Gone Goldfishing

Lots of girls have them.  They’re ubiquitous – they’re in every zip code, they come in every flavor, and they are uniformly unapologetic.  They are the persistent bad habit.  I’ve never been a smoker, but I would equate Jake Morgan to a nicotine addiction.  He was unduly bad for my emotional state, and I am sure that he would have put my health in some precarious position had I been less of a nakedness Nazi.   I still landed in his bed more times than I would care to recall. I’d like him off the radar completely, but, like clockwork, I receive bimonthly 1 am texts.  Yes, I am out.  No, I don’t want to trek to your place.  Yes, cunnilingus sounds appealing, but the pros really don’t outweigh the cons at this point.  Oh, and for the hundredth time, if you could please not make mention of my vagina via my work phone, I’d be much obliged.

He’s the guy I very casually dated for a few months.  Things started off well; they always do.  Our first date was a marathon.  We started at an Irish pub for food, meandered to the neighboring hookah bar where we smoked and drank pisco sours, and he regaled me with travel stories.  The night didn’t end until after he took me to the club where he was an investor and we went to a VIP lounge.  And of course on the way to dropping me off at my apartment, he showed me this great view of DC that he happened upon while running.  Damn him, I was hooked.

Jake was great on paper.  He was an attorney who invested in bars and nightclubs on the side.  A former collegiate athlete at my alma mater, he still maintained a semblance of soccer-playing legs and abs on his 6’4” frame.  There was one last thing.  His last name was the same as my first name.  Our first date is the only occasion on which I found broaching marriage totally acceptable.  We laughed about how I would eagerly take his last name and go by Morgan Squared professionally.

I quickly learned that one of the benefits to being a perpetually single and professionally successful thirty-something male somehow gave you consent to be completely inflexible.  Soon all dates started at the hookah bar and ended in his bed.  I wasn’t complaining – at least not immediately – but any sort of deviation from this agenda was not welcomed.  Jake also kept no food in his apartment.  Zero.  The refrigerator was completely empty.  Cabinets?  Totally bare.  An unopened bottle of wine took up residency on a countertop next to a half drunk bottle of whiskey, but those were literally the only two consumable products in the entire apartment.  I figured it just wasn’t my place to make recommendations.

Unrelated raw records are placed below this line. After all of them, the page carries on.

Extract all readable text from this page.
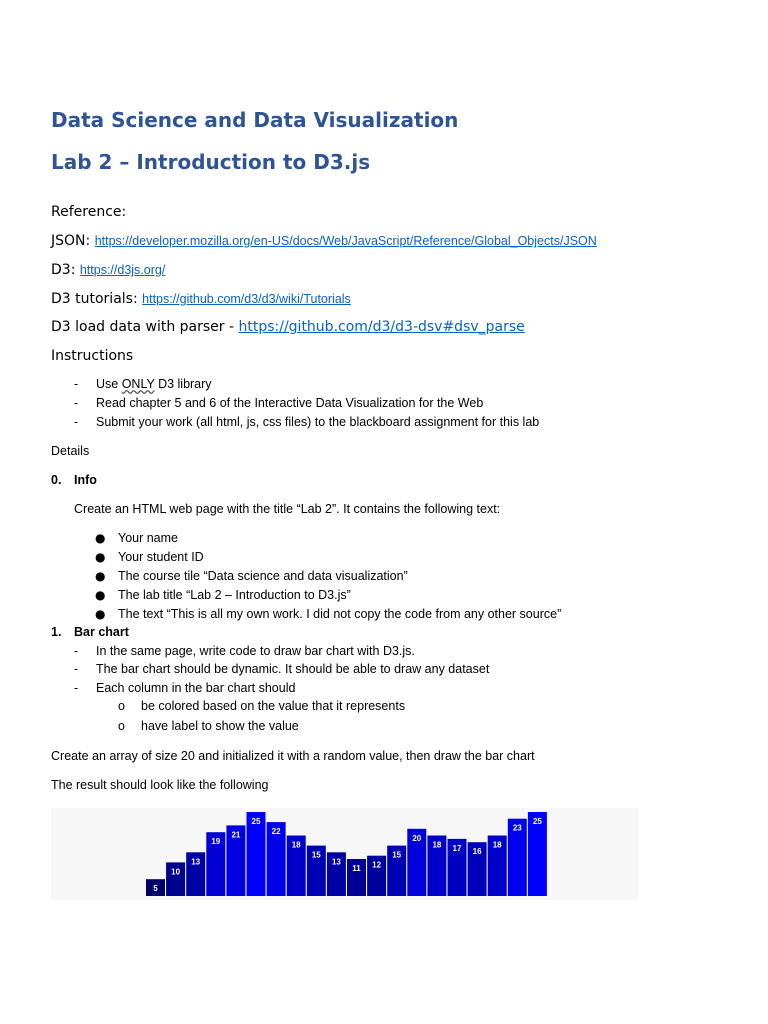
Data Science and Data Visualization
Lab 2 – Introduction to D3.js

Reference:

JSON: https://developer.mozilla.org/en-US/docs/Web/JavaScript/Reference/Global_Objects/JSON

D3: https://d3js.org/

D3 tutorials: https://github.com/d3/d3/wiki/Tutorials

D3 load data with parser - https://github.com/d3/d3-dsv#dsv_parse

Instructions

- Use ONLY D3 library
- Read chapter 5 and 6 of the Interactive Data Visualization for the Web
- Submit your work (all html, js, css files) to the blackboard assignment for this lab
Details
0. Info
Create an HTML web page with the title “Lab 2”. It contains the following text:
● Your name
● Your student ID
● The course tile “Data science and data visualization”
● The lab title “Lab 2 – Introduction to D3.js”
● The text “This is all my own work. I did not copy the code from any other source”
1. Bar chart
- In the same page, write code to draw bar chart with D3.js.
- The bar chart should be dynamic. It should be able to draw any dataset
- Each column in the bar chart should
o be colored based on the value that it represents
o have label to show the value
Create an array of size 20 and initialized it with a random value, then draw the bar chart
The result should look like the following
5
10
13
19
21
25
22
18
15
13
11 12
15
20
18 17 16
18
23
25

One night after work we had made plans to meet at the hookah bar (which had quickly become our sole haunt), but not before I was attending another work happy hour with my roommate downtown.  Back in our apartment, I quickly changed into the dress with the artfully plunging neckline.  I also realized that nowhere during my evening would dinner be on the agenda.  It was then I started shoveling fistfuls of Goldfish in my mouth in an attempt to supplant real sustenance that would be lacking the rest of the night.

What ensued later on the date was the perfunctory conversation over flavored tobacco, a few glasses of wine, and the inevitable disrobing back at Jake’s apartment.  My dress had done the trick.  In the morning, Jake stood up to find shorts, and when his feet hit the floor we both heard a crunch.  My eyes were still heavy, and I wasn’t yet fully awake.  I was surprised when he bent down to inspect the resultant pile of crumbs under his feet.  I was even more surprised when he was quickly able to ascertain that it was a crushed Goldfish.  It had been a long and taxing journey for that fish.  It was competing for space in my push-up bra for no less than six hours.  Shit!  How did this rogue snack cracker find its way into my dress and stay there all night until, presumably, it landed quietly, along with the rest of my clothes, on his floor?  And, most importantly, how was I going to explain it?

“It’s a Goldfish,” he asserted, holding a piece of its annihilated profile closer to my face.  I mumbled something incomprehensible.  He was bemused.  “I wonder how it got here.”

“Did you go grocery shopping?” I queried hopelessly.  We both knew he didn’t grocery shop.  That’s for riffraff like yours truly.


“No idea,” was the best I could do.

For reasons unknown, and much to my relief, it ended there.  There would be no snack interrogation.  I wouldn’t have to explain that my mouth malfunctioned as a funnel for tiny, fish-shaped crackers.  Going forward, I vowed to eat them one by one.  I could hear the “Got Goldfishes” jingle replaying ad nauseam in my head.  Yes, I’ve got stupid Goldfishes.  They nearly drowned in my bra.